As majority of countries and companies have most of their workforce working from home and practising physical distancing, we are entering an era of Super Distributed Teams. Leaders have a stiff job to connect, communicate and collaborate at a scale they never imagined before. It takes the challenges of globally distributed teams to another level and adds the complexity of emotional & psychological barriers because individuals are not only concerned about their work, they are also worried about their colleagues, families, kids, food, supplies & overall safety around them. My perspective on the Super Distributed Teams including what we can do to make them effective is detailed below.


Super Distributed Teams

We have all seen and worked in distributed teams. In 2012, when I invented a new term “De-Agile”  for applying agile methods to different models of distributed teams, the intent was to highlight the challenges and possible remedies of working in a globally distributed environment. In times of extended physical distancing, we are seeing next level of distributed teams. It’s no more about few teams in different time zones or countries.    
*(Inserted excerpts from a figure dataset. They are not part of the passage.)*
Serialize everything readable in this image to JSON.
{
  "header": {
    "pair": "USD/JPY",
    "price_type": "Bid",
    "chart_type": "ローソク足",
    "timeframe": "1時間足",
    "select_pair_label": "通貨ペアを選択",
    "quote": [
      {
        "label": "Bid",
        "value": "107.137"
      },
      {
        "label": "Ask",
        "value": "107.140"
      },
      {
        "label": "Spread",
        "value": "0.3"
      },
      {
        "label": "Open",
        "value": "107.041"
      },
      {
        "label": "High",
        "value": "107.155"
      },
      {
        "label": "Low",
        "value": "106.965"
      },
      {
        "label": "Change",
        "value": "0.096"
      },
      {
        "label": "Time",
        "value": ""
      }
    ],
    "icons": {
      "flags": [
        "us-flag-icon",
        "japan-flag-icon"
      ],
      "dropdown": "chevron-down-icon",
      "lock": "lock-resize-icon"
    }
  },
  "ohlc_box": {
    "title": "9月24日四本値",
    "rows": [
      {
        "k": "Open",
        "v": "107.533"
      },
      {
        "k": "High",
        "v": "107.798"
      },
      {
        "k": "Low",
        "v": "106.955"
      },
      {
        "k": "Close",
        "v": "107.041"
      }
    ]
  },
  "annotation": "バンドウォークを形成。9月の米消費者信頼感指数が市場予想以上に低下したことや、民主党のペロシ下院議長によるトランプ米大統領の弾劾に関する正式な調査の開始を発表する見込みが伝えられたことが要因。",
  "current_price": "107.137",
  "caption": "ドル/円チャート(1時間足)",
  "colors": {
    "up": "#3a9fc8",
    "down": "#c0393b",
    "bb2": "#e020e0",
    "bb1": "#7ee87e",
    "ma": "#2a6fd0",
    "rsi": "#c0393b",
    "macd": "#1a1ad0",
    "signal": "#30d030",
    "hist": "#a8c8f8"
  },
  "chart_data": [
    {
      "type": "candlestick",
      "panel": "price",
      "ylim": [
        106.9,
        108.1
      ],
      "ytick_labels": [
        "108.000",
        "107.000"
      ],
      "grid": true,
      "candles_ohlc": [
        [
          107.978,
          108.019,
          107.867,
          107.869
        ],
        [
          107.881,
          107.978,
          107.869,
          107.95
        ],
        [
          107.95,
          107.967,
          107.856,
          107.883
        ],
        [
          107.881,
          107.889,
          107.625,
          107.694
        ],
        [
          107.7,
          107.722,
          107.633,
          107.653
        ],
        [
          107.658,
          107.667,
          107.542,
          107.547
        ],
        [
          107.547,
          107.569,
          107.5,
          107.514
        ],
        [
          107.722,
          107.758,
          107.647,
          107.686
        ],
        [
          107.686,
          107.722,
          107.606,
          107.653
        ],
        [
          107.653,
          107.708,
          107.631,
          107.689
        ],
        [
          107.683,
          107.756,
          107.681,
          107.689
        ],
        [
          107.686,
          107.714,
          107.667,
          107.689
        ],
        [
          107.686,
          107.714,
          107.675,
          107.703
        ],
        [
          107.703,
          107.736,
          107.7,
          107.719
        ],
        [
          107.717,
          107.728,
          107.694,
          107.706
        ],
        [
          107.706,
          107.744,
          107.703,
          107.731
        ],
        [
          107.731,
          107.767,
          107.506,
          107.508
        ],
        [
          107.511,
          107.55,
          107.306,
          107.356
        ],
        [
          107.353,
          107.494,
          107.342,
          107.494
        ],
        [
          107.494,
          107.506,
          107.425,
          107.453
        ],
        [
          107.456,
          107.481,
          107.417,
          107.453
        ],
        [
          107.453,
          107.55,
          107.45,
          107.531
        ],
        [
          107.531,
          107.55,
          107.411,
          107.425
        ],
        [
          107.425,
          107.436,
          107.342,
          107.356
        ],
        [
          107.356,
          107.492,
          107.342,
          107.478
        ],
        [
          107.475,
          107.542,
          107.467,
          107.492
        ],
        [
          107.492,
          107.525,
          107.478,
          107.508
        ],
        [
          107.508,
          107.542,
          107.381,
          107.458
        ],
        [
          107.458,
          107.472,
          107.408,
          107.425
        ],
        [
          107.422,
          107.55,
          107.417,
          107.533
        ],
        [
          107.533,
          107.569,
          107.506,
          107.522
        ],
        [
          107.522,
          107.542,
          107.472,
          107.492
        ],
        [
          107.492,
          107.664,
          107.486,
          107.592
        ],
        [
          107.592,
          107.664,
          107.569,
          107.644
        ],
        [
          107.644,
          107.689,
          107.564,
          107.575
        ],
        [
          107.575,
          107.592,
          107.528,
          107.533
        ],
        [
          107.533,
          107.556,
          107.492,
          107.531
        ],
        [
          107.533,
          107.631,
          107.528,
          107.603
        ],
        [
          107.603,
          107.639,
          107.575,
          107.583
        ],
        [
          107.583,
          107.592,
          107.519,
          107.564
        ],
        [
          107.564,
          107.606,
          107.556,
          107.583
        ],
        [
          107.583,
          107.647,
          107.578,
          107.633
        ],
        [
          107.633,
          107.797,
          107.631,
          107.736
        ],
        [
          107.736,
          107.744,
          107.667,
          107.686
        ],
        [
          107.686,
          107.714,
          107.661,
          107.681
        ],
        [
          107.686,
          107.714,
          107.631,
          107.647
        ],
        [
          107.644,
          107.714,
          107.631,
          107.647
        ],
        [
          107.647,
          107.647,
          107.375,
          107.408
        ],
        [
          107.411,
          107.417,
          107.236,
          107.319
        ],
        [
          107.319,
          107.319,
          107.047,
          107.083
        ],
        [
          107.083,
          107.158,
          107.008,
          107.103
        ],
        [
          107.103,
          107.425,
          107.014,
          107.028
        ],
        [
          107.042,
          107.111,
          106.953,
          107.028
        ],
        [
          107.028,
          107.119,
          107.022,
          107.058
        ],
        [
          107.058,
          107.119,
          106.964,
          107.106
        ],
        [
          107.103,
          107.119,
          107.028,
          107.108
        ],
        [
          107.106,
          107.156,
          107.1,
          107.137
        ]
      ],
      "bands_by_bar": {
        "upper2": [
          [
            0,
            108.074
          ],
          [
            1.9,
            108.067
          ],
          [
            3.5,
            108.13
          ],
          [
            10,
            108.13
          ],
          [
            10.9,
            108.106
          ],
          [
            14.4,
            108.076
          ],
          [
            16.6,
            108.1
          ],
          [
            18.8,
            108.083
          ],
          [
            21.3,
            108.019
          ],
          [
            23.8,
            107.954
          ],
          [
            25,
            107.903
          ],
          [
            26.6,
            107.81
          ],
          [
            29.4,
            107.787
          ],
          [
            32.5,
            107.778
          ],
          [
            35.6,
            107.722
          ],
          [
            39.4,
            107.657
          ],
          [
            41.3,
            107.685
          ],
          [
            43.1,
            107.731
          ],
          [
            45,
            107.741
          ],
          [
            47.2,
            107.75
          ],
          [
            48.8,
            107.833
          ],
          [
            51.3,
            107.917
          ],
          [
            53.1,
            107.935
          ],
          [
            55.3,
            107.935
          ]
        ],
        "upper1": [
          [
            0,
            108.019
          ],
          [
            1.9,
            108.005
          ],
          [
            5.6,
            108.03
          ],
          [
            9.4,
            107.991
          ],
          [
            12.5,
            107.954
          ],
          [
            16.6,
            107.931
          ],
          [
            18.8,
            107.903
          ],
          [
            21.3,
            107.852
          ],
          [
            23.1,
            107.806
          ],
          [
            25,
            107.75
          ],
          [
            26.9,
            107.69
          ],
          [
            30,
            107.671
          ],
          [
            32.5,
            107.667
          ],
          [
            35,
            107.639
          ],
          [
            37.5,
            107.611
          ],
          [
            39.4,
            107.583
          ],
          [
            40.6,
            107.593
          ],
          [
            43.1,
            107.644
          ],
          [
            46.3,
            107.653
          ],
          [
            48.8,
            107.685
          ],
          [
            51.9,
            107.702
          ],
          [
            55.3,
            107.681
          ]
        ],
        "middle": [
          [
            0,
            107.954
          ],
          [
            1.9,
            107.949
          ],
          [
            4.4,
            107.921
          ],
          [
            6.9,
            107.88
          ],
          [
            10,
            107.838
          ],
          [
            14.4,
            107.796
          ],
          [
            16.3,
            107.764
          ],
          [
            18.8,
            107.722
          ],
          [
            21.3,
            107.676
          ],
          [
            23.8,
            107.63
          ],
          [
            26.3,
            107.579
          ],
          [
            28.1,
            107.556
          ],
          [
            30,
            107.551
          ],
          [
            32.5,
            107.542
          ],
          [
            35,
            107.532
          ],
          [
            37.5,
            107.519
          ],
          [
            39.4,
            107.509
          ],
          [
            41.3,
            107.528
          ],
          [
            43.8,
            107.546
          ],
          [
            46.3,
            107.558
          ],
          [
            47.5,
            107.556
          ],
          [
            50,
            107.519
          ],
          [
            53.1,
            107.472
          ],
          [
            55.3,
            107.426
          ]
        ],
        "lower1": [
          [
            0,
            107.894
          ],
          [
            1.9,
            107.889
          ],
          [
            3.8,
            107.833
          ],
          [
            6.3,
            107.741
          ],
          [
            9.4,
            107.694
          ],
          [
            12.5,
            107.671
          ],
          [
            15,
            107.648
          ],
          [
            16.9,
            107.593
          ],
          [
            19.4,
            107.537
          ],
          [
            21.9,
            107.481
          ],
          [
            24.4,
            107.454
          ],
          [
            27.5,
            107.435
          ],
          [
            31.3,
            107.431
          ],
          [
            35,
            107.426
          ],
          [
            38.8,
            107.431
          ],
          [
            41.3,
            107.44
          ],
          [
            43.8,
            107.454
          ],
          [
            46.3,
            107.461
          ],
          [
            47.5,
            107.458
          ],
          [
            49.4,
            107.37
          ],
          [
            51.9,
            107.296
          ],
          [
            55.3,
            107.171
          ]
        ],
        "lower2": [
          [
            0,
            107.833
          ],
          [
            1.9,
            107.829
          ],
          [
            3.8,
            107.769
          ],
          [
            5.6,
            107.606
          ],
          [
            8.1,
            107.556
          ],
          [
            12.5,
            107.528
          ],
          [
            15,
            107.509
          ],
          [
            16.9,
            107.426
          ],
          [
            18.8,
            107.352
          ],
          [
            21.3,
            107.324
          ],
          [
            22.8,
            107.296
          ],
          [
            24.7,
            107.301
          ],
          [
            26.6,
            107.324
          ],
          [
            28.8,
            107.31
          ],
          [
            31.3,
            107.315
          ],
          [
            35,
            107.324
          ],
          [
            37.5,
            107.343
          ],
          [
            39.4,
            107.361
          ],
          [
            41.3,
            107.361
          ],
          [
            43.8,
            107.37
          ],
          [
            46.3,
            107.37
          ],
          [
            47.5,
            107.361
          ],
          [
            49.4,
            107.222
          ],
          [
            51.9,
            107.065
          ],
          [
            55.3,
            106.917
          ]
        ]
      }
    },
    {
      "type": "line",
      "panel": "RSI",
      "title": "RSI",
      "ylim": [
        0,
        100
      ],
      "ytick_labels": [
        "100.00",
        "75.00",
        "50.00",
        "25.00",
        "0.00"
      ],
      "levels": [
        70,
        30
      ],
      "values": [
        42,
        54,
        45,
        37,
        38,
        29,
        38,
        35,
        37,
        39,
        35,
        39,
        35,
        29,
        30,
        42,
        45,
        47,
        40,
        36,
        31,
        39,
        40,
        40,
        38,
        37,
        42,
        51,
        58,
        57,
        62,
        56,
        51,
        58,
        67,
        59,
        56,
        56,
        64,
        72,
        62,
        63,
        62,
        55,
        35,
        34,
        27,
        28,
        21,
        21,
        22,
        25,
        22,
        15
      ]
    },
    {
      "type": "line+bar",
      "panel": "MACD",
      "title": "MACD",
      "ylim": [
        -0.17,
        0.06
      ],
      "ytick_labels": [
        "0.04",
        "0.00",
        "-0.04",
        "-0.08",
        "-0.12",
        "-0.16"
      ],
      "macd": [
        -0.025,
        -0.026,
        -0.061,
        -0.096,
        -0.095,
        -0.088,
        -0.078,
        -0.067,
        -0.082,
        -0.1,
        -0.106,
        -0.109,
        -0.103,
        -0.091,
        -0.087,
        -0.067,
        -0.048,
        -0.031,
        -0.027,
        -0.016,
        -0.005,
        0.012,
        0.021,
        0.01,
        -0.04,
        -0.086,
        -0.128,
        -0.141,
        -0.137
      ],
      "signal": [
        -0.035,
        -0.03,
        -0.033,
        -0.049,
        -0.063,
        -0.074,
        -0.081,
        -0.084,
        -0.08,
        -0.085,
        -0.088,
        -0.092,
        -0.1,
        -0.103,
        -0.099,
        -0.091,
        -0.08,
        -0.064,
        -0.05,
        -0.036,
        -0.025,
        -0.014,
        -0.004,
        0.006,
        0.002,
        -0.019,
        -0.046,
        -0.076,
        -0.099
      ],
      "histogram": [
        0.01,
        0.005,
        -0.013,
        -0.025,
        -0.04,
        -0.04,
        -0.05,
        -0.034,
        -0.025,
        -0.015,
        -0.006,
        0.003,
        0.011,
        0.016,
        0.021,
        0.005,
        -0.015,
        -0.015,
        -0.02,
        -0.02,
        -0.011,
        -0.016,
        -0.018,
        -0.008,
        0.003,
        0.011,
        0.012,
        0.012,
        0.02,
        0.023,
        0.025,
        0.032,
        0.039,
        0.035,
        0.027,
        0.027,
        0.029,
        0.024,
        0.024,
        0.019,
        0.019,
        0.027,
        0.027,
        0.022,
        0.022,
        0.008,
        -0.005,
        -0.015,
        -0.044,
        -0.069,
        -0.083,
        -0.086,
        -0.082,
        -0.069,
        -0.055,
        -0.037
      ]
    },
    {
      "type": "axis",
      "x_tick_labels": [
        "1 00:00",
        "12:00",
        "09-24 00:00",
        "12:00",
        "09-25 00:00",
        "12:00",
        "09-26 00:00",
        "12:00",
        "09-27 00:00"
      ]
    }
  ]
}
We are seeing various combinations due to physical distancing /WFH measures:

  1. Same building, different floors, different rooms
  2. Same city, different buildings, different floors, different rooms
  3. Different countries, different cities
  4. Split working arrangements (few individuals working from home, few from office)
  5. All Individuals working from remote (home)

Please note, this is not a comprehensive list – there may be additional combinations depending on how companies have enforced their BCP and the guidelines.

As the lowest common denominator shifted from teams to individuals, the increased complexity in terms of coordination and communication is simply awe-inspiring. The web is full of videos, blogs, articles, webinars about remote working tips and best practice. One such blog post from HBR details out the nitty-gritties of effectively managing global teams. I would add few additions as below:

  1. Be compassionate – As a leader and individual, it is critical to develop capability of offering the emotional support at a time like this. Remember, everyone is going through so much at this stage and true compassion can make wonders for everyone.
  • Communicate Often – utilize all communication channels and don’t assume that everyone in aligned. Provide clarity and purpose prior to defining work & goals.
  • Rework your Social Contract – Many agile teams follow a social contract that defines how team works together and what are acceptable behaviors. Whether you have a social contract or not, this is the time to define one as many teams are experiencing this scale of distributed working for the first time.

In summary, I would urge you to keep empathy before your KPIs when you deal with super distributed teams. The outbreak too shall pass, it’s up to us how we keep humanity alive during this crisis and beyond. Stay safe, stay healthy!